That Age Old Saying

Okay, I’m not one to have everything come to a screeching halt at the first sign of trouble. If something big happens, there might be a stutter, a stumble for a few days, but rarely does anything in my world come to a complete stop…until everything falls apart and I feel like I’m in a tailspin, a downward spiral that isn’t going to stop. Heck, I usually have contingency plans for every eventuality I can think of. I even have contingencies forĀ if, heaven forbid, I keel over tomorrow. I have left notes everywhere. I have PowerPoint presentations on how to do some of the stuff I do. I have Post-Its on what needs to happen next, what I’ve done and what I’m going to be doing on other things. Now, I know some of it is gibberish to anyone but me, but it’s a work in progress. Again, contingencies. Heck, I back up my data usually three times and still things go wrong. It’s an eventuality, it will happen.

This post isn’t about being ready for everything. You can’t be. Unfortunately, life has been teaching me that in spades lately. It’s currently taught me that there is no such thing as backing up too much (thank you to my adorable son for that lesson), that sometimes things (bad and good) happen for no reason at all, that the ones who truly care will still care no matter what they are going through at the time and they will ask you how you’re doing before they tell you what they’re doing (I have a few friends I’ve been thanking daily for that, you know who you are, so thank you again), and that no matter how many things we think we don’t take for granted, there will always be things we do take for granted.

So, this blog post is about being thankful for what you have, that age-old cliche. Below this paragraph is a rather lengthy summary of what I’m thankful for. You can read it if you like, sometimes it’s good to step back and take stock of what we have that’s going well when everything seems to be pointing to the negative. I encourage you to post in the comments what you’re thankful for.

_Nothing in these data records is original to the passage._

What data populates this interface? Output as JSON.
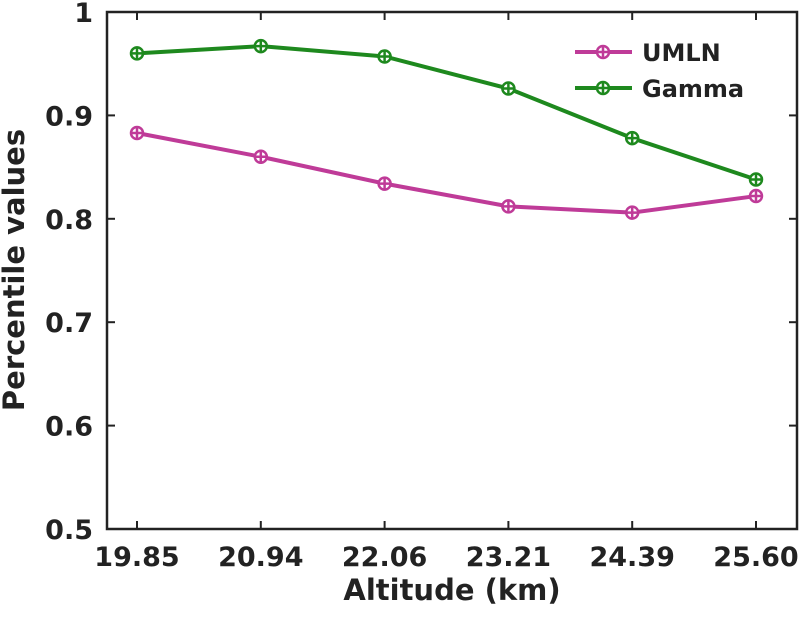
{
  "chart_data": {
    "type": "line",
    "xlabel": "Altitude (km)",
    "ylabel": "Percentile values",
    "categories": [
      "19.85",
      "20.94",
      "22.06",
      "23.21",
      "24.39",
      "25.60"
    ],
    "series": [
      {
        "name": "UMLN",
        "color": "#bf3b98",
        "values": [
          0.883,
          0.86,
          0.834,
          0.812,
          0.806,
          0.822
        ]
      },
      {
        "name": "Gamma",
        "color": "#1e891e",
        "values": [
          0.96,
          0.967,
          0.957,
          0.926,
          0.878,
          0.838
        ]
      }
    ],
    "ylim": [
      0.5,
      1
    ],
    "yticks": [
      0.5,
      0.6,
      0.7,
      0.8,
      0.9,
      1
    ],
    "legend": "upper right"
  }
}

I’ll tell you what I’m currently thankful for: I’m thankful for each morning I wake up, for each night I go to sleep, for every unlabored breath I take, for those who love me enough to call me and ask how I’m doing. I’m thankful for those people who know by the tone of my voice when something is wrong, for the acquaintances that I have who genuinely care even though they don’t know my situation. I’m thankful for those moments of peace when the house is still or settling and I find hope in the new day ahead. I’m thankful for the years I’ve spent with my husband. I’m thankful for my friends and family. I’m thankful for every bite I eat, for the ways that people show that they love me. I’m thankful I can still function on an everyday basis. I’m thankful I’m an optimist. I’m thankful for the little things people do sometimes that they think go unnoticed but mean the world to me. I’m thankful for the outpouring of love and support people have given lately. I’m thankful for the ability to rest. I’m thankful I have people that I worry about and people who worry about me. I’m thankful for other people’s blogs that talk of struggles and how they overcame them. I”m thankful for inspiration and prayers, even from people who don’t have the same beliefs as I do. There are so many more things I’m thankful for, but I’m going to leave my list here; partially because I’m exhausted, but partially because I’d be here all night if I continued. Every time I look around I see more that I’m thankful for, and not one is about the stuff, but they’re all about the things that money can’t buy like comfort and hope and resilience and childlike innocence. Thank you for reading my post.